PrismUI uses buttonStyle(.glass) and .glassProminent natively on visionOS via PrismGlassContainer and the .glass button variant, so your app’s chrome feels at home in the spatial computing environment.
Use PrismTokenExport to export all six token types in JSON or Figma DTCG format:
import PrismUI

// Export as Figma Variables JSON
let json = PrismTokenExport.exportFigma(theme: DefaultTheme())

// Export as W3C DTCG format (compatible with Style Dictionary, Tokens Studio, etc.)
let dtcg = PrismFigmaSync.exportDTCG(theme: DefaultTheme())
You can also import a Figma JSON file back into a BrandTheme using PrismFigmaSync.importFigma(_:), which creates a fully populated theme from your design tool’s variable definitions. This gives you a bidirectional sync workflow between your Figma file and your Swift codebase.
Prism’s plugin architecture lets you register custom themes, token overrides, and component factories at runtime without modifying the package source:
import PrismUI

struct MyPlugin: PrismPlugin {
    var theme: (any PrismTheme)? { MyBrandTheme() }
    var colorOverrides: [ColorToken: Color] { [.brand: .purple] }
    var componentFactory: PrismComponentFactory? { MyComponentFactory() }
}

// Register the plugin at app startup
PrismPluginRegistry.shared.register(MyPlugin())

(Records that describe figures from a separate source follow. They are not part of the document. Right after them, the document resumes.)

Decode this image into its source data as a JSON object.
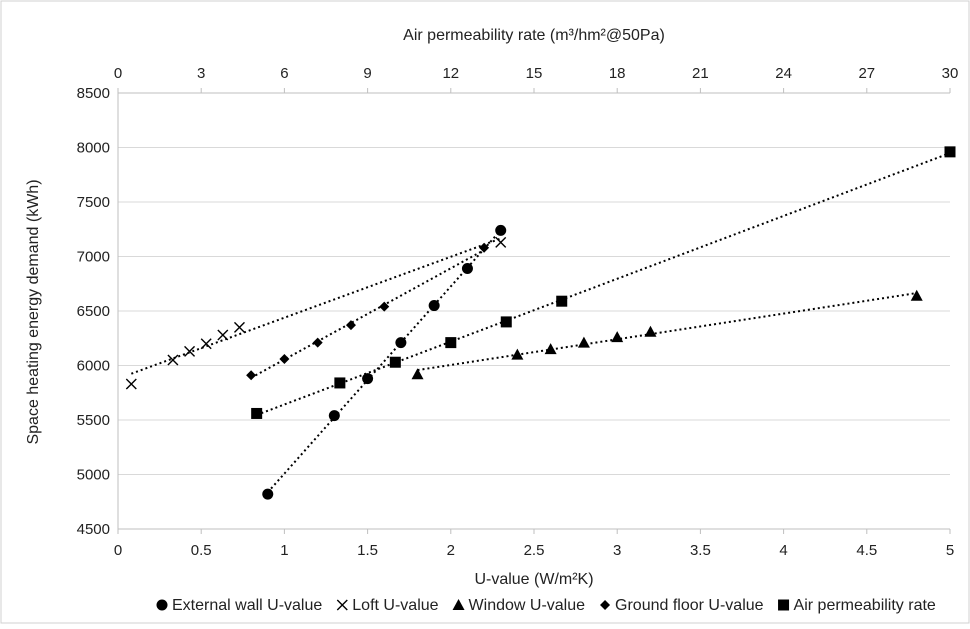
{
  "chart_data": {
    "type": "scatter",
    "title": "",
    "xlabel": "U-value (W/m²K)",
    "x2label": "Air permeability rate (m³/hm²@50Pa)",
    "ylabel": "Space heating energy demand (kWh)",
    "xlim": [
      0,
      5
    ],
    "x2lim": [
      0,
      30
    ],
    "ylim": [
      4500,
      8500
    ],
    "xticks": [
      "0",
      "0.5",
      "1",
      "1.5",
      "2",
      "2.5",
      "3",
      "3.5",
      "4",
      "4.5",
      "5"
    ],
    "x2ticks": [
      "0",
      "3",
      "6",
      "9",
      "12",
      "15",
      "18",
      "21",
      "24",
      "27",
      "30"
    ],
    "yticks": [
      "4500",
      "5000",
      "5500",
      "6000",
      "6500",
      "7000",
      "7500",
      "8000",
      "8500"
    ],
    "grid": "horizontal",
    "legend_position": "bottom",
    "trendlines": "linear, dotted",
    "series": [
      {
        "name": "External wall U-value",
        "marker": "circle",
        "axis": "bottom",
        "points": [
          [
            0.9,
            4820
          ],
          [
            1.3,
            5540
          ],
          [
            1.5,
            5880
          ],
          [
            1.7,
            6210
          ],
          [
            1.9,
            6550
          ],
          [
            2.1,
            6890
          ],
          [
            2.3,
            7240
          ]
        ]
      },
      {
        "name": "Loft U-value",
        "marker": "x",
        "axis": "bottom",
        "points": [
          [
            0.08,
            5830
          ],
          [
            0.33,
            6050
          ],
          [
            0.43,
            6130
          ],
          [
            0.53,
            6200
          ],
          [
            0.63,
            6280
          ],
          [
            0.73,
            6350
          ],
          [
            2.3,
            7130
          ]
        ]
      },
      {
        "name": "Window U-value",
        "marker": "triangle",
        "axis": "bottom",
        "points": [
          [
            1.8,
            5920
          ],
          [
            2.4,
            6100
          ],
          [
            2.6,
            6150
          ],
          [
            2.8,
            6210
          ],
          [
            3.0,
            6260
          ],
          [
            3.2,
            6310
          ],
          [
            4.8,
            6640
          ]
        ]
      },
      {
        "name": "Ground floor U-value",
        "marker": "diamond",
        "axis": "bottom",
        "points": [
          [
            0.8,
            5910
          ],
          [
            1.0,
            6060
          ],
          [
            1.2,
            6210
          ],
          [
            1.4,
            6370
          ],
          [
            1.6,
            6540
          ],
          [
            2.2,
            7080
          ]
        ]
      },
      {
        "name": "Air permeability rate",
        "marker": "square",
        "axis": "top",
        "points": [
          [
            5,
            5560
          ],
          [
            8,
            5840
          ],
          [
            10,
            6030
          ],
          [
            12,
            6210
          ],
          [
            14,
            6400
          ],
          [
            16,
            6590
          ],
          [
            30,
            7960
          ]
        ]
      }
    ]
  },
  "colors": {
    "marker": "#000000",
    "grid": "#d9d9d9",
    "axis": "#bfbfbf",
    "border": "#d0d0d0"
  }
}
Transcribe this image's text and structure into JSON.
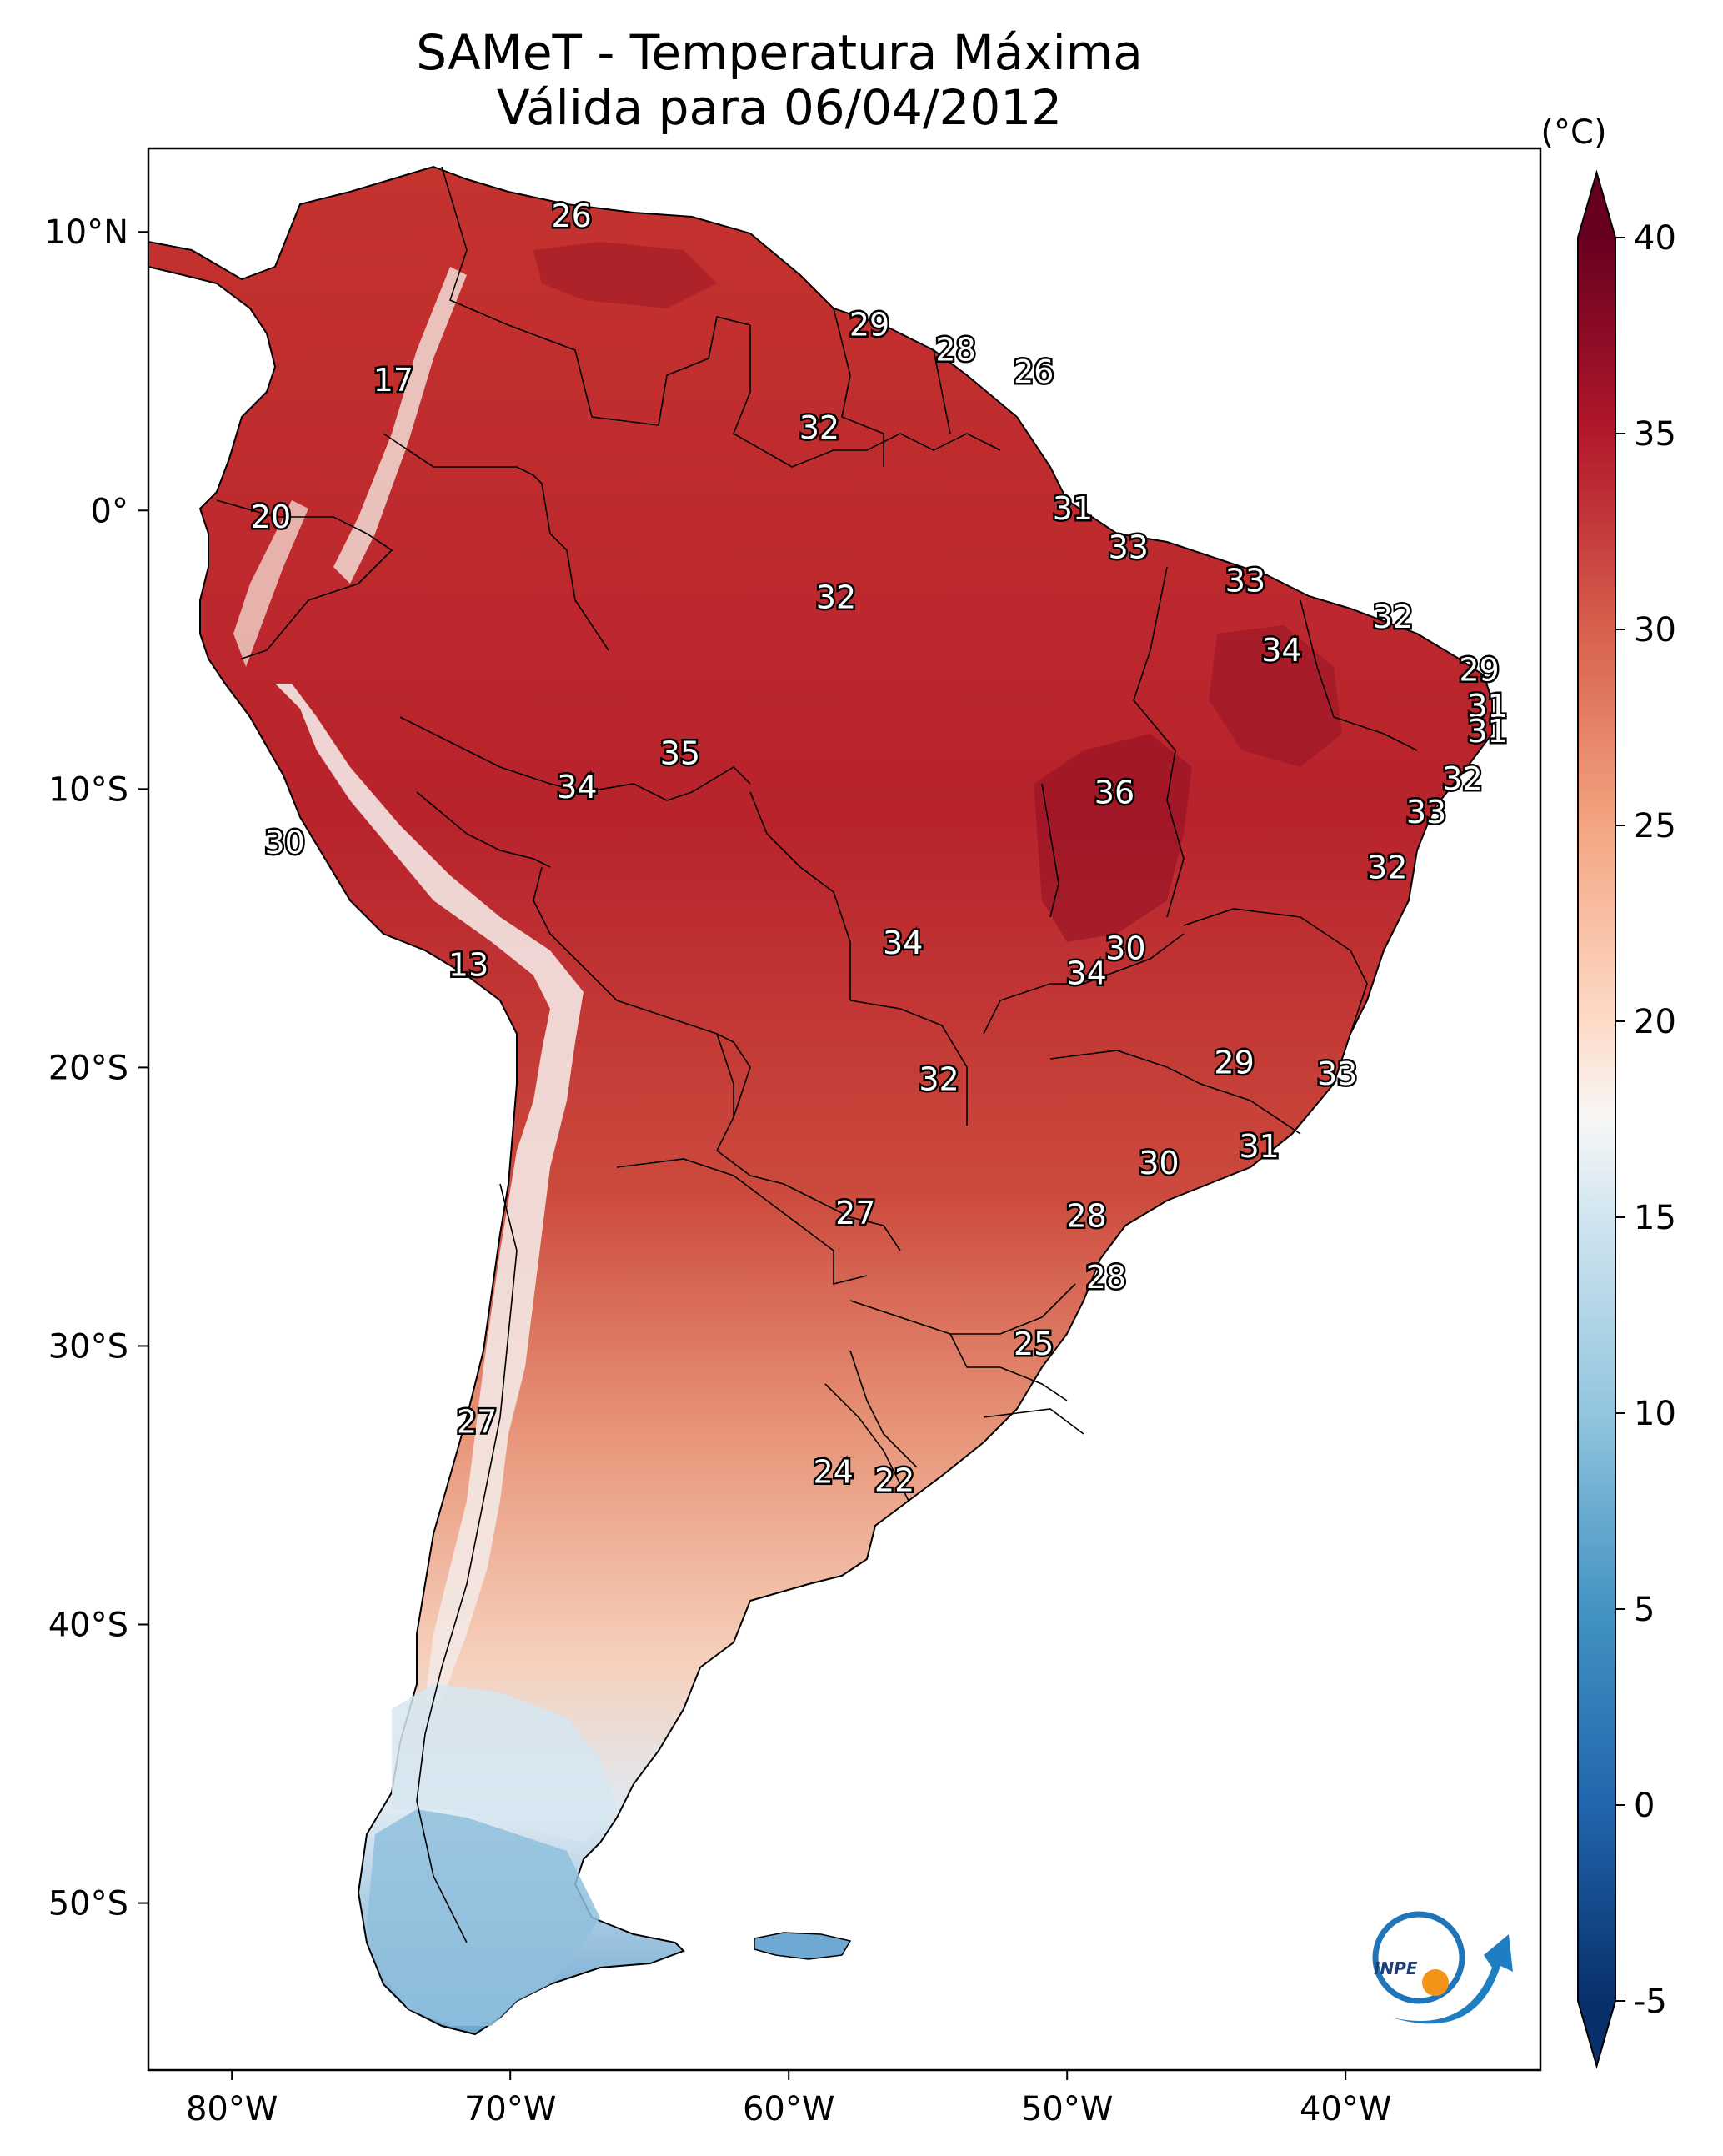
{
  "title": {
    "line1": "SAMeT - Temperatura Máxima",
    "line2": "Válida para 06/04/2012"
  },
  "map": {
    "lon_range": [
      -83,
      -33
    ],
    "lat_range": [
      -56,
      13
    ],
    "lon_ticks": [
      {
        "value": -80,
        "label": "80°W"
      },
      {
        "value": -70,
        "label": "70°W"
      },
      {
        "value": -60,
        "label": "60°W"
      },
      {
        "value": -50,
        "label": "50°W"
      },
      {
        "value": -40,
        "label": "40°W"
      }
    ],
    "lat_ticks": [
      {
        "value": 10,
        "label": "10°N"
      },
      {
        "value": 0,
        "label": "0°"
      },
      {
        "value": -10,
        "label": "10°S"
      },
      {
        "value": -20,
        "label": "20°S"
      },
      {
        "value": -30,
        "label": "30°S"
      },
      {
        "value": -40,
        "label": "40°S"
      },
      {
        "value": -50,
        "label": "50°S"
      }
    ],
    "station_labels": [
      {
        "lon": -67.8,
        "lat": 10.5,
        "value": "26"
      },
      {
        "lon": -57.1,
        "lat": 6.6,
        "value": "29"
      },
      {
        "lon": -54.0,
        "lat": 5.7,
        "value": "28"
      },
      {
        "lon": -51.2,
        "lat": 4.9,
        "value": "26"
      },
      {
        "lon": -74.2,
        "lat": 4.6,
        "value": "17"
      },
      {
        "lon": -58.9,
        "lat": 2.9,
        "value": "32"
      },
      {
        "lon": -78.6,
        "lat": -0.3,
        "value": "20"
      },
      {
        "lon": -49.8,
        "lat": 0.0,
        "value": "31"
      },
      {
        "lon": -47.8,
        "lat": -1.4,
        "value": "33"
      },
      {
        "lon": -58.3,
        "lat": -3.2,
        "value": "32"
      },
      {
        "lon": -43.6,
        "lat": -2.6,
        "value": "33"
      },
      {
        "lon": -38.3,
        "lat": -3.9,
        "value": "32"
      },
      {
        "lon": -42.3,
        "lat": -5.1,
        "value": "34"
      },
      {
        "lon": -35.2,
        "lat": -5.8,
        "value": "29"
      },
      {
        "lon": -34.9,
        "lat": -7.1,
        "value": "31"
      },
      {
        "lon": -34.9,
        "lat": -8.0,
        "value": "31"
      },
      {
        "lon": -63.9,
        "lat": -8.8,
        "value": "35"
      },
      {
        "lon": -67.6,
        "lat": -10.0,
        "value": "34"
      },
      {
        "lon": -48.3,
        "lat": -10.2,
        "value": "36"
      },
      {
        "lon": -35.8,
        "lat": -9.7,
        "value": "32"
      },
      {
        "lon": -37.1,
        "lat": -10.9,
        "value": "33"
      },
      {
        "lon": -78.1,
        "lat": -12.0,
        "value": "30"
      },
      {
        "lon": -38.5,
        "lat": -12.9,
        "value": "32"
      },
      {
        "lon": -55.9,
        "lat": -15.6,
        "value": "34"
      },
      {
        "lon": -47.9,
        "lat": -15.8,
        "value": "30"
      },
      {
        "lon": -49.3,
        "lat": -16.7,
        "value": "34"
      },
      {
        "lon": -71.5,
        "lat": -16.4,
        "value": "13"
      },
      {
        "lon": -44.0,
        "lat": -19.9,
        "value": "29"
      },
      {
        "lon": -54.6,
        "lat": -20.5,
        "value": "32"
      },
      {
        "lon": -40.3,
        "lat": -20.3,
        "value": "33"
      },
      {
        "lon": -43.1,
        "lat": -22.9,
        "value": "31"
      },
      {
        "lon": -46.7,
        "lat": -23.5,
        "value": "30"
      },
      {
        "lon": -57.6,
        "lat": -25.3,
        "value": "27"
      },
      {
        "lon": -49.3,
        "lat": -25.4,
        "value": "28"
      },
      {
        "lon": -48.6,
        "lat": -27.6,
        "value": "28"
      },
      {
        "lon": -51.2,
        "lat": -30.0,
        "value": "25"
      },
      {
        "lon": -71.2,
        "lat": -32.8,
        "value": "27"
      },
      {
        "lon": -58.4,
        "lat": -34.6,
        "value": "24"
      },
      {
        "lon": -56.2,
        "lat": -34.9,
        "value": "22"
      }
    ]
  },
  "colorbar": {
    "unit_label": "(°C)",
    "min": -5,
    "max": 40,
    "ticks": [
      {
        "value": 40,
        "label": "40"
      },
      {
        "value": 35,
        "label": "35"
      },
      {
        "value": 30,
        "label": "30"
      },
      {
        "value": 25,
        "label": "25"
      },
      {
        "value": 20,
        "label": "20"
      },
      {
        "value": 15,
        "label": "15"
      },
      {
        "value": 10,
        "label": "10"
      },
      {
        "value": 5,
        "label": "5"
      },
      {
        "value": 0,
        "label": "0"
      },
      {
        "value": -5,
        "label": "-5"
      }
    ],
    "stops": [
      {
        "value": -5,
        "color": "#08306b"
      },
      {
        "value": 0,
        "color": "#2166ac"
      },
      {
        "value": 5,
        "color": "#4393c3"
      },
      {
        "value": 10,
        "color": "#92c5de"
      },
      {
        "value": 15,
        "color": "#d1e5f0"
      },
      {
        "value": 17.5,
        "color": "#f7f7f7"
      },
      {
        "value": 20,
        "color": "#fddbc7"
      },
      {
        "value": 25,
        "color": "#f4a582"
      },
      {
        "value": 30,
        "color": "#d6604d"
      },
      {
        "value": 35,
        "color": "#b2182b"
      },
      {
        "value": 40,
        "color": "#67001f"
      }
    ]
  },
  "logo": {
    "text": "INPE"
  }
}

// Apply the plugin's theme with a single modifier
ContentView()
    .prismPlugin(theme: MyPlugin().theme!)
Plugins are resolved at runtime, so you can distribute them as separate Swift packages and compose multiple plugins in a single app.
No. Prism does not impose a formatter or linter on your application code. You are free to use swift-format, SwiftLint, or no formatter at all — Prism integrates cleanly regardless of your code style choices.